Uninhibited Tottenham step out at White Hart Lane 3

The Tottenham fanbase is in a strange limbo.  Beaten back within themselves by the disappointments of last season, the early weeks of Mauricio Pochettino’s time at the club have been characterised by an unusual pragmatism and an apparent acceptance of their position within the English football hierarchy.  The Champions League ambitions have been put away for the time-being, and in their place exists a far simpler desire: entertainment.

The Harry Redknapp era at White Hart Lane will, of course, be remembered for the fourth-placed finish in 2010, but that four-year period will also always be synonymous with some scintillating football and an attacking fearlessness that won admiration even when it failed to deliver points.

Redknapp’s tenure eventually turned sour; a court case, a public flirtation with The FA, some ill-advised politicking over a new contract, and a catastrophic late-season slump in 2010 convinced Daniel Levy that a new direction was needed.  Redknapp left and, although his inability to think his way out of deep tactical waters wasn’t missed, his style of football ultimately was.

Andre Villas-Boas has one of sharpest analytical minds in football and he was, both personally and professional, the polar opposite of Redknapp in every way.  He represented a shift towards something new for the club and an abandonment of many of the values that had been established between 2008 and 2012.  The football was generally successful but, with the exception of the Gareth Bale-sponsored exclamation points, it had a tendency to be joyless.  Tottenham won plenty of games under the Portuguese, but they did so in an uneconomical way and in manner which invited criticism.

Where Redknapp had perhaps sacrificed method in pursuit of aesthetics, Villas-Boas unquestionably prioritised substance over style.
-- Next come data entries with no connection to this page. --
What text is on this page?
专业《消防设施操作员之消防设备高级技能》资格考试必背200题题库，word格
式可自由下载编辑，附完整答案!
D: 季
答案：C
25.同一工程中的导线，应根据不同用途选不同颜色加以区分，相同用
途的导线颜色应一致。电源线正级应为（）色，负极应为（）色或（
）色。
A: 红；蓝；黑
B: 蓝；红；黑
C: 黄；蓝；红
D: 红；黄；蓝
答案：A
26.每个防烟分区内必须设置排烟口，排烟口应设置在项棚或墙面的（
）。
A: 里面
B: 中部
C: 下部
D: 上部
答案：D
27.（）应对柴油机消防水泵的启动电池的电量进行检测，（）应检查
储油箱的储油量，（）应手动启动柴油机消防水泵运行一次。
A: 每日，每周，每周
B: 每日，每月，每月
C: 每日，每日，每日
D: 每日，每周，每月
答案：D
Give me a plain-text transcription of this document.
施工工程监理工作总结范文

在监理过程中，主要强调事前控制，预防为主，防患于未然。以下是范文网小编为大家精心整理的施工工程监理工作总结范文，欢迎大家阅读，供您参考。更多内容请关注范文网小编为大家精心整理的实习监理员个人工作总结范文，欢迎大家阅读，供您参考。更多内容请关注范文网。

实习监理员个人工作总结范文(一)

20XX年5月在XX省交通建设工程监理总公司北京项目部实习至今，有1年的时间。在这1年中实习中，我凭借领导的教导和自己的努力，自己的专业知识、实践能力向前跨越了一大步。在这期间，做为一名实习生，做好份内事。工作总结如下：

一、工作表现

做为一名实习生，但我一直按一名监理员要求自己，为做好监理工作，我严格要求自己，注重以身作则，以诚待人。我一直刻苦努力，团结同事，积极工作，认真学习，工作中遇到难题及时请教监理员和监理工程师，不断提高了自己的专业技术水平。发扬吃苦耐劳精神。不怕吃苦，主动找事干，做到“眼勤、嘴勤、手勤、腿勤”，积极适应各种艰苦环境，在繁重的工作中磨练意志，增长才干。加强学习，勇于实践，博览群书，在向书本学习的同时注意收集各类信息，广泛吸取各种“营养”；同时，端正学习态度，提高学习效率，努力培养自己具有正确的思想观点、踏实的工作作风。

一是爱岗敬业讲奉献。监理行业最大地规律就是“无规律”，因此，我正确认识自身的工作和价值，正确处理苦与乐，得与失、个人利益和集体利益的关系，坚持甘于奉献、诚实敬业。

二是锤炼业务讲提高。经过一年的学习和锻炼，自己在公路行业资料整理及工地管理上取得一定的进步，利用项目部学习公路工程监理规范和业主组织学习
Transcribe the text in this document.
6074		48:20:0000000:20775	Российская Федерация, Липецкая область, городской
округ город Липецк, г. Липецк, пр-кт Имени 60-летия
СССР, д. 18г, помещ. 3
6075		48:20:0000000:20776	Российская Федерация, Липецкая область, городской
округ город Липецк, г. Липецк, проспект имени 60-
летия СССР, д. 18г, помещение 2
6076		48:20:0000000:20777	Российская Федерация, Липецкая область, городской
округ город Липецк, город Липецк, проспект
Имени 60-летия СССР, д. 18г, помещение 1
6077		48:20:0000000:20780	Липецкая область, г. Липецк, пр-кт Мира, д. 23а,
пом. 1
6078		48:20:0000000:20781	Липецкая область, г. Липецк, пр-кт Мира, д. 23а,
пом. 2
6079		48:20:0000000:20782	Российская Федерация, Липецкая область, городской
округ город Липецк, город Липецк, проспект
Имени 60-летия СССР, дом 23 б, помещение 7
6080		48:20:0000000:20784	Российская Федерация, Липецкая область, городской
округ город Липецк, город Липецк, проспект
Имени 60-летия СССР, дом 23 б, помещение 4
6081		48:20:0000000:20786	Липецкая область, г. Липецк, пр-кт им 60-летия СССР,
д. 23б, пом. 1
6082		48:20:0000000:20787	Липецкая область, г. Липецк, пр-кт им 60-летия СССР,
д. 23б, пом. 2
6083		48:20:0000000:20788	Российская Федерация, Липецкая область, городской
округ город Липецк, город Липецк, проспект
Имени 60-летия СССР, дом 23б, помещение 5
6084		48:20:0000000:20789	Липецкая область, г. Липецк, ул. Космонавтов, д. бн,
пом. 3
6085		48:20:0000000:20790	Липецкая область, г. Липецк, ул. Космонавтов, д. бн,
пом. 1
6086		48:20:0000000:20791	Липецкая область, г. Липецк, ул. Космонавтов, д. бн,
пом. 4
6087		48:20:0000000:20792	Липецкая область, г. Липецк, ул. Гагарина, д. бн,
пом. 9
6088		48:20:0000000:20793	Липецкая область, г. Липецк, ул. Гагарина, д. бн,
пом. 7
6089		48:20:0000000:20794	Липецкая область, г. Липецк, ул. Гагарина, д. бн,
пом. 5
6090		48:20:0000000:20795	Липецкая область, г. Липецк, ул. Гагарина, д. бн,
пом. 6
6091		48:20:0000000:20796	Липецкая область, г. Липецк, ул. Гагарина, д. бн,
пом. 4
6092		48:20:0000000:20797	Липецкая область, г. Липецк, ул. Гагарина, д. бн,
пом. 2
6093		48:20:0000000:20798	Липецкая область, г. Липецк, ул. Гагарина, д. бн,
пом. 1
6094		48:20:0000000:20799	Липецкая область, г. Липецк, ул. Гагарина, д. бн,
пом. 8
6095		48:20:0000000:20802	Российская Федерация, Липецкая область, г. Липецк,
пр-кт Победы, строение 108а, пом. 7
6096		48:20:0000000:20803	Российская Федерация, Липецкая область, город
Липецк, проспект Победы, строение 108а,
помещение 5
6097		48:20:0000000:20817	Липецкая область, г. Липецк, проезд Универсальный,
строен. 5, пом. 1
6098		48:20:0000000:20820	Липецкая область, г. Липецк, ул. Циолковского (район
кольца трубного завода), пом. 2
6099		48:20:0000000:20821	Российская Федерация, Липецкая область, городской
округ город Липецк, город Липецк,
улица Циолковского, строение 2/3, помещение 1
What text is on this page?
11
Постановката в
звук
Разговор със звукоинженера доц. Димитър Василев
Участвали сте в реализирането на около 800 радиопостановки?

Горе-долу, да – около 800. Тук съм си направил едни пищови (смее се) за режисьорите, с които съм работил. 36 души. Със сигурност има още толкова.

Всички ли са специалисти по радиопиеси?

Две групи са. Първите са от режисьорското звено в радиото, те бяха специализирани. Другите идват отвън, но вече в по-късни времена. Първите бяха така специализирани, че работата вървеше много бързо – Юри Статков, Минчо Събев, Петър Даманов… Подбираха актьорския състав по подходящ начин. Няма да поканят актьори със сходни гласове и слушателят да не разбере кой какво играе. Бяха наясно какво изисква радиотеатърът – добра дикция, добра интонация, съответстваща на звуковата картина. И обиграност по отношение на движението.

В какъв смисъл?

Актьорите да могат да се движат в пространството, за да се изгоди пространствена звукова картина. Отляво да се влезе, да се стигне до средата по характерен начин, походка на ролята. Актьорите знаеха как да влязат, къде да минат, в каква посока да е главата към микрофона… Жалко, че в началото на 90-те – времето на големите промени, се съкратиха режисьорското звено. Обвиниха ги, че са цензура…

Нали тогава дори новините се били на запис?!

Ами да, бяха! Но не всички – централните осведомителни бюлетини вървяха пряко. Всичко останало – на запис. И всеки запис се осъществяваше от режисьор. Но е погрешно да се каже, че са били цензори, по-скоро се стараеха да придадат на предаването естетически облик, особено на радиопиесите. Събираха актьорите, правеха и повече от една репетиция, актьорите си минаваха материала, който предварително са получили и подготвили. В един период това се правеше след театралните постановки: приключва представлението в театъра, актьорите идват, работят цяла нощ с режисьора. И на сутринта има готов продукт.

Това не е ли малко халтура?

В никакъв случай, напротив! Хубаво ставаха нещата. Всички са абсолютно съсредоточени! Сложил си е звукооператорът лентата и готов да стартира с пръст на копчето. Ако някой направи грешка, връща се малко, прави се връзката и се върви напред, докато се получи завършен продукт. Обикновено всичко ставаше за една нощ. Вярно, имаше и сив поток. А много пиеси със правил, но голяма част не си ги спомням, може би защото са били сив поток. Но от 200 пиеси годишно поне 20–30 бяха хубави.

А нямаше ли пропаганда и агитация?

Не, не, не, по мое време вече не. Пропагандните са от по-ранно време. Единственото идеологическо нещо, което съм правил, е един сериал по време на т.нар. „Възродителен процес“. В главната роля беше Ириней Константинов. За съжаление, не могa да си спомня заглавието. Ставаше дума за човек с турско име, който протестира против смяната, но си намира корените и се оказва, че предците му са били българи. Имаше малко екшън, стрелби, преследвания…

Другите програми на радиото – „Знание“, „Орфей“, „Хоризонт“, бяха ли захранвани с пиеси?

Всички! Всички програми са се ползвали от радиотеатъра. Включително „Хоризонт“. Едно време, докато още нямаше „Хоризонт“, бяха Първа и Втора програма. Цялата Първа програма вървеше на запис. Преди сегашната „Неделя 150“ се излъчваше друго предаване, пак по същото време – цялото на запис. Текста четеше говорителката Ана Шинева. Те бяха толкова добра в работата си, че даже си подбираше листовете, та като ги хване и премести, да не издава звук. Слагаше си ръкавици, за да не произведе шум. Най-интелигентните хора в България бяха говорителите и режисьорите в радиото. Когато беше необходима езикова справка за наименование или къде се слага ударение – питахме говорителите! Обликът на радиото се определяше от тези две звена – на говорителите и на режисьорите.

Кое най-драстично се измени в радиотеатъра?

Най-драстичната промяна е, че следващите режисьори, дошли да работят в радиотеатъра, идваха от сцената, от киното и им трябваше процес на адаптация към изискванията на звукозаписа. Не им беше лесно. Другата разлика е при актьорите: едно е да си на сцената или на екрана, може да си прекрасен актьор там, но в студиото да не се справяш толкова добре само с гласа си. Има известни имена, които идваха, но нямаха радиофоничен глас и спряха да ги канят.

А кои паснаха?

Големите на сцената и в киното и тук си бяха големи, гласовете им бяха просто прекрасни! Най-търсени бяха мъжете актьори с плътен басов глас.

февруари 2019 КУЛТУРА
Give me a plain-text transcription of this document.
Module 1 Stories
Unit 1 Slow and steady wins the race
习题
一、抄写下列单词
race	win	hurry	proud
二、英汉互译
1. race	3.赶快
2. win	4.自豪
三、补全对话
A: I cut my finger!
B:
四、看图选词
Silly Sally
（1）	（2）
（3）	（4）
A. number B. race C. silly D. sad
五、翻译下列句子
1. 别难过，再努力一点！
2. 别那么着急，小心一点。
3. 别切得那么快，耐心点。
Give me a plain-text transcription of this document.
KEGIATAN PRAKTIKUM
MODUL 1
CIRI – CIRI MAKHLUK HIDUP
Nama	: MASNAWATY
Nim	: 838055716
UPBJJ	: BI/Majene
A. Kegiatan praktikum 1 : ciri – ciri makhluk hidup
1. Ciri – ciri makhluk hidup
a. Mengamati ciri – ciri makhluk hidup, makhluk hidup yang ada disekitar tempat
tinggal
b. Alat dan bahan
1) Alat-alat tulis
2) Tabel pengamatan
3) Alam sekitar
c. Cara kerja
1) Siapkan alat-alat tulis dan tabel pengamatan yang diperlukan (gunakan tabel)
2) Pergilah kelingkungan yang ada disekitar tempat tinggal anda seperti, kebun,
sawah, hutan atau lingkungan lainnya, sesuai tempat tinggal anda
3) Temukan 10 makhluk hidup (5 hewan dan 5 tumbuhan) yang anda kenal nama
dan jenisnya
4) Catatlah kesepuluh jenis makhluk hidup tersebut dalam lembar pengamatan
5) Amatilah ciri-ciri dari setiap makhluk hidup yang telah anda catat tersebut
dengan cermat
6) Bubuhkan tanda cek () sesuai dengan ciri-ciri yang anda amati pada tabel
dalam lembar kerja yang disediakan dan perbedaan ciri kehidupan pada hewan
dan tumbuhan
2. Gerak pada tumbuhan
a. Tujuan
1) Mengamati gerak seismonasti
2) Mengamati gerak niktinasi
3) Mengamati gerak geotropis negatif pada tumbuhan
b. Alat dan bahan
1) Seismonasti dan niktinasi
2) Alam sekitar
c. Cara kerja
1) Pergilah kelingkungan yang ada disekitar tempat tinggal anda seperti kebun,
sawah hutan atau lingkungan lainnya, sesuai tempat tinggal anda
During his chairmanship of Tottenham, Daniel Levy has been chastised for many things.  None more so, perhaps, than for his tendency to change the technical direction of the club on a whim.  From cigarette-packet manager to continental methodology and then back again; not only did those abrupt about-turns come at the cost of continuity, they also whitewashed the club of a true playing identity. Spurs moved one way and then the next, with Levy’s decision-making casting him as an addict of revolution.

Four-nil wins against Queens Park Rangers are a measure of very little, but there were signs this afternoon that - whether intentionally or not - Levy has settled on a middle-ground and appointed a manager who is the halfway point between Harry Redknapp and Andre Villas-Boas.  There must have been times over the past two years during which Tottenham fans pondered what a hybrid of those two managers’ philosophies would have looked like, and today maybe they got their answer.

When Mauricio Pochettino was appointed, a series of tactical assumptions were made.  Under the Argentine, Tottenham would become an immensely hard-working side who did everything at speed.  They would press relentlessly, move the ball quickly and progressively, and they would establish a free-form attacking unit whose fluidity would greatly enhance the side’s level of chance-creation.

Of course, the final judgement on whether that installation is a success won’t be due for months, but today the changes were very apparent and, for the first matchday in a long time, Tottenham fans could actually claim to have enjoyed themselves at White Hart Lane.  There was no nervy eighty-minute wait for a goal and there was no escalating anxiety transmitting onto the pitch.  None of that. Instead, the home side played a beautifully expansive brand of football which baffled QPR’s back-six and exhibited all the qualities that Pochettino was charged with developing.

On a different day against a better opponent, Spurs will not dominate the midfield as completely as they did today.  Asterisking opinions with early season context is sensible, but that shouldn’t detract from what was the near-perfect execution of a game-plan.  Etienne Capoue and Nabil Bentaleb moved the ball with originality and urgency, changing the focus of the play and equipping the forwards with  countless opportunities to attack isolated defenders.  Once the ball arrived in the offensive zones, the interplay between Erik Lamela, Christian Eriksen, Emmanuel Adebayor and Nacer Chadli was as refreshing as it was effective.  Maybe the clearest barometer of this new fluidity was the nature of the goals: Chadli twice found himself moonlighting as a centre-forward to score, where once maybe his instructions would have limited him to the left-hand side.

Erik Lamela will attract a lot of praise for his performance, and rightly so.  It’s important to understand, though, that his sudden form is not purely the product of the player’s rising confidence.  Yes, he’s finally fit and - seemingly - more physically suited to his environment, but Lamela is a beneficiary of this system in the same way that he was a victim of its predecessor.  One of the great advantages of playing with a high temperament is the creation of space, and Lamela was able to play today against single defenders rather than multiple opponents.  How many times last season was he given the ball ten or fifteen yards beyond the halfway line and encouraged to take-on a bank of defenders?  And how different was that situation today?  He was allowed to run onto the ball or given the opportunity to take possession beyond a single marker and into space.

Liverpool are a different prospect entirely and analysis which focuses on the future rather than just today’s game is premature, but this was a wonderfully encouraging start to life under Maurico Pochettino.